El 9% de la población mayor de 15 años tiene depresión, según datos de la Encuesta de Salud de Cataluña (ESCA) de 2021, y el suicidio es la primera causa de mortalidad prematura entre los jóvenes de entre 25 y 34 años , según datos del área de Derechos Sociales, justicia global, Feminismos y LGTBI del Ayuntamiento de Barcelona. La salud mental es una asignatura pendiente no sólo del sistema, sino de toda la humanidad, y tras la pandemia todavía más, puesto que, en general, la salud mental de la ciudadanía ha empeorado considerablemente.
Las enfermedades mentales representan un problema de salud importante, puesto que repercuten en la calidad de vida de la persona, muestran una alta prevalencia y tienen un impacto fundamental en su bienestar y en el de su entorno familiar y laboral. También las personas con trastornos mentales suelen sufrir graves violaciones de los derechos humanos, discriminación y estigmatización. Por eso, coincidiendo con la celebración del Día Mundial de la Salud Mental, el 10 de octubre, numerosas entidades que representan, atienden y apoyan a personas con problemas de salud mental y familiares han querido hacer público el estado de la asistencia en esta área de salud; la Fundació Congrés Català de Salud Mental destaca en su manifiesto que “pese al mucho trabajo realizado y con cambios esperanzadores, sigue existiendo una inacción mundial respecto al statu quo que refuerza el círculo vicioso de discriminación, desapoderamiento, coerción, exclusión social, e injusticia” y pide al Gobierno que “promuevan la salud mental aumentando el apoyo financiero a programas sostenibles y transversales que reduzcan la pobreza y las desigualdades, la discriminación por todos los motivos y la violencia en todos los entornos, de forma que se aborden eficazmente los principales determinantes de la salud mental, siempre desde los sistemas públicos de salud, a fin de no crear una nueva discriminación” y que “inviertan en servicios de salud mental que tengan en cuenta las necesidades de los niños y los adolescentes centrados en la familia y basados en la comunidad evitando los incentivos financieros o de otro tipo que fomentan el internamiento en instituciones, la exclusión social y el uso excesivo de psicotropos”.

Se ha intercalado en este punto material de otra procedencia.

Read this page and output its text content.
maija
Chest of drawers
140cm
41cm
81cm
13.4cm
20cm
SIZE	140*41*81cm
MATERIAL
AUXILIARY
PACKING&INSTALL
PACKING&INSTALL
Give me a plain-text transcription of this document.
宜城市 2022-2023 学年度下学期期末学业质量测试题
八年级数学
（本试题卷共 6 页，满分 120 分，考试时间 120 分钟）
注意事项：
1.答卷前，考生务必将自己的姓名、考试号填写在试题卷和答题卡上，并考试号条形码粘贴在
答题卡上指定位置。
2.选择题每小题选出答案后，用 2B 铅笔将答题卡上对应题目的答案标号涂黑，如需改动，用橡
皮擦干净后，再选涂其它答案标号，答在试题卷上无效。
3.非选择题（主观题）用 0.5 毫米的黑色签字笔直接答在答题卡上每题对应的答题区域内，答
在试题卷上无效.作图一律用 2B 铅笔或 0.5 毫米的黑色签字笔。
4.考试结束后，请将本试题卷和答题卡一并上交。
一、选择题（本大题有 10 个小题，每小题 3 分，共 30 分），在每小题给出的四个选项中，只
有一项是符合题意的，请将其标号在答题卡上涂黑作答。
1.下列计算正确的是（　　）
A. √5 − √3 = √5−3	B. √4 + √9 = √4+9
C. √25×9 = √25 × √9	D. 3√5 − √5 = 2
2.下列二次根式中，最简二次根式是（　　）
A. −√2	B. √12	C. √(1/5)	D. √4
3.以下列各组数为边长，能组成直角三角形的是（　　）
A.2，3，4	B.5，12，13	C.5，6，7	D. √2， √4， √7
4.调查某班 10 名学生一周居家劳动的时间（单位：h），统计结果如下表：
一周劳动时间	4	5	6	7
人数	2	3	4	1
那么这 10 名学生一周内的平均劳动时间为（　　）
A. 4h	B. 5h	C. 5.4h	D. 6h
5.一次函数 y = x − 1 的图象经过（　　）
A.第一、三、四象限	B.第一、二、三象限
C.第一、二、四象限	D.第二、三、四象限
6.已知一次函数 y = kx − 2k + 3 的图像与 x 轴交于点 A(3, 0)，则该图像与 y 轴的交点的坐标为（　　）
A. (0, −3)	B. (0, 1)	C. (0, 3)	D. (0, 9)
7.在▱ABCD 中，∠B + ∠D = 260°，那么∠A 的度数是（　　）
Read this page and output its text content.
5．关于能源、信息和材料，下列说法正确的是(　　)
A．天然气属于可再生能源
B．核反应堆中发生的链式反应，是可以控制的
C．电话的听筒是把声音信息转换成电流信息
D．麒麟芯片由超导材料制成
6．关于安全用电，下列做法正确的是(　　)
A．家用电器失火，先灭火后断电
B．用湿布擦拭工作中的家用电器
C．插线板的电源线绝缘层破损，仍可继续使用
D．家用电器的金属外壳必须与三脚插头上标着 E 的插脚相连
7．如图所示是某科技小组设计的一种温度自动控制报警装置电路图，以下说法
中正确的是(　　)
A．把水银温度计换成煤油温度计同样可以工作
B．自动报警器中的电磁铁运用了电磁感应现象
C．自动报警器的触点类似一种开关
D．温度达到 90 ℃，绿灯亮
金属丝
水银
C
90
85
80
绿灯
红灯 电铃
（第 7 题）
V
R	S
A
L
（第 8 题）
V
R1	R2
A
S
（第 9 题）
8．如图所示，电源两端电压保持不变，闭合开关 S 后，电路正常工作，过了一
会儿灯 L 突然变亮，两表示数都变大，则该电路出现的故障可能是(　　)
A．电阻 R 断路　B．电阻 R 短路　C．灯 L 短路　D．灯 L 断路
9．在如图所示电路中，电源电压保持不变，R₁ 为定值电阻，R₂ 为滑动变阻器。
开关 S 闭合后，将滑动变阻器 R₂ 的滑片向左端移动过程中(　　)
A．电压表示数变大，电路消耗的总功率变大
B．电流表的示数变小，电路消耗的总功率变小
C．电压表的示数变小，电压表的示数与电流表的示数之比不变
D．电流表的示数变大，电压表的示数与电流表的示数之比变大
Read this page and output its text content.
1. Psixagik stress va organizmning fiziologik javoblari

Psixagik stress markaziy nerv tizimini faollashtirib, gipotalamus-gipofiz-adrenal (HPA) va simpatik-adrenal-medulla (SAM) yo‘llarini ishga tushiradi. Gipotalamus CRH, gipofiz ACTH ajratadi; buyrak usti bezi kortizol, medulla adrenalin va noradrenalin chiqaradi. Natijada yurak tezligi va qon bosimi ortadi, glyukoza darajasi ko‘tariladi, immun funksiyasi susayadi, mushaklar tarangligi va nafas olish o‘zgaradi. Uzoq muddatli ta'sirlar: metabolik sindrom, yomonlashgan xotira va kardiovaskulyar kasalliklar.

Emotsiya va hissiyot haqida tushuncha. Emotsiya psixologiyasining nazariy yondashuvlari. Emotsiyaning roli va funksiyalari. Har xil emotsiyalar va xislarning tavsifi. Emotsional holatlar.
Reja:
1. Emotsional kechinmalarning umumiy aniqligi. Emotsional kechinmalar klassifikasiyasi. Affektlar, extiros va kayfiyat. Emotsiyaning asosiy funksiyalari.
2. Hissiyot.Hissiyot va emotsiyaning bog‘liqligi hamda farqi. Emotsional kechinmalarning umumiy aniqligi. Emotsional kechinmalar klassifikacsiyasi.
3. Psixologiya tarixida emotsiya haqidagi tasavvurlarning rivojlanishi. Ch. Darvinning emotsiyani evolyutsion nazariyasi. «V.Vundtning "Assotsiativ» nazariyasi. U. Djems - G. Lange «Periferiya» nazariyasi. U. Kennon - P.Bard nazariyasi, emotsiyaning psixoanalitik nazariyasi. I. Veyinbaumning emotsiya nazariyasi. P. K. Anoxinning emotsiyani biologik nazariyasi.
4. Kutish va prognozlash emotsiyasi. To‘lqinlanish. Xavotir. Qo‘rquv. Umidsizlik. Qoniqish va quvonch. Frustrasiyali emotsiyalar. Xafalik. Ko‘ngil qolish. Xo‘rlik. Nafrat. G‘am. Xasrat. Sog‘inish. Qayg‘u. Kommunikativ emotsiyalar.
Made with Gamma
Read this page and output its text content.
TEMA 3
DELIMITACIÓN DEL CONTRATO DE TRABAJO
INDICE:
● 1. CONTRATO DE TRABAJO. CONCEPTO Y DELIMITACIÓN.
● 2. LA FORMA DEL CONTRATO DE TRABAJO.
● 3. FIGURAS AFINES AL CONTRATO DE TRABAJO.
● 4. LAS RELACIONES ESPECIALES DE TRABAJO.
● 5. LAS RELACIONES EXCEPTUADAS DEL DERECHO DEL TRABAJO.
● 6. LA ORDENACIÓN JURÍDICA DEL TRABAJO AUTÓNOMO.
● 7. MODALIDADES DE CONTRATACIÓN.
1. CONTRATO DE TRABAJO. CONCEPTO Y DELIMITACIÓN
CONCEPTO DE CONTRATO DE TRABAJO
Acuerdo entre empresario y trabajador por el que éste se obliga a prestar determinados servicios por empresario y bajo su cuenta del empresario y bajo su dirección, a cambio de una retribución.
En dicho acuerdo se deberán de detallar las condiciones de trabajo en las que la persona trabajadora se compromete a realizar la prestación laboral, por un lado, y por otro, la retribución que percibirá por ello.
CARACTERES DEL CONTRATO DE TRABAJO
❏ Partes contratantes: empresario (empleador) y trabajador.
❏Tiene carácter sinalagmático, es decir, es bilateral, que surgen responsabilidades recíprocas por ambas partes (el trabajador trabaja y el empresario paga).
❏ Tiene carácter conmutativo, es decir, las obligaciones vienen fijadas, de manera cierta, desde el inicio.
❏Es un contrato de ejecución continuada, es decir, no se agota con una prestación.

En esta misma línea, la Federació Salut Mental Catalunya, formada por 75 entidades de personas con problemas de salud mental, familias y amigos, recuerda que “la salud mental es un derecho inherente a la condición humana, indispensable para gozar de una vida digna, que no conoce de ideologías, género, origen, ni clase social. Desgraciadamente, la realidad es otra” y reivindica más recursos para plantarle cara: “Necesitamos más inversión en salud mental, no sólo de Salud. Es necesario romper la lógica de que el bienestar sólo corresponde a un Departamento y ampliar la mirada. Necesitamos políticas en clave de determinantes sociales de la salud. Necesitamos valentía, liderazgo, y situar los derechos en el centro del modelo de atención a las personas y a su entorno. ¡Basta de vulneraciones de derechos!”.
Por otro lado, la parte más institucional apunta que durante los últimos años se ha incrementado de forma notable el reconocimiento al esencial papel de la salud mental para la consecución de los objetivos mundiales de desarrollo; a principios de este 2023 el ayuntamiento de Barcelona presentó su segundo Plan de Salud Mental (2023-2030) con el objetivo de consolidar el empuje que hizo la capital catalana el año 2016 en esta área, cuando puso en marcha su primer plan de salud. Este segundo, de acuerdo con las recomendaciones y políticas de la Organización Mundial de la Salud y el Pacte Nacional de Catalunya en Salut Mental de la Generalitat de Catalunya, da continuidad al desarrollo de políticas locales de prevención y promoción de la salud mental e incorpora la perspectiva de género, contribuyendo a reducir las desigualdades que pueda haber en referencia a la investigación, prevención y atención a las personas con problemas de salud mental.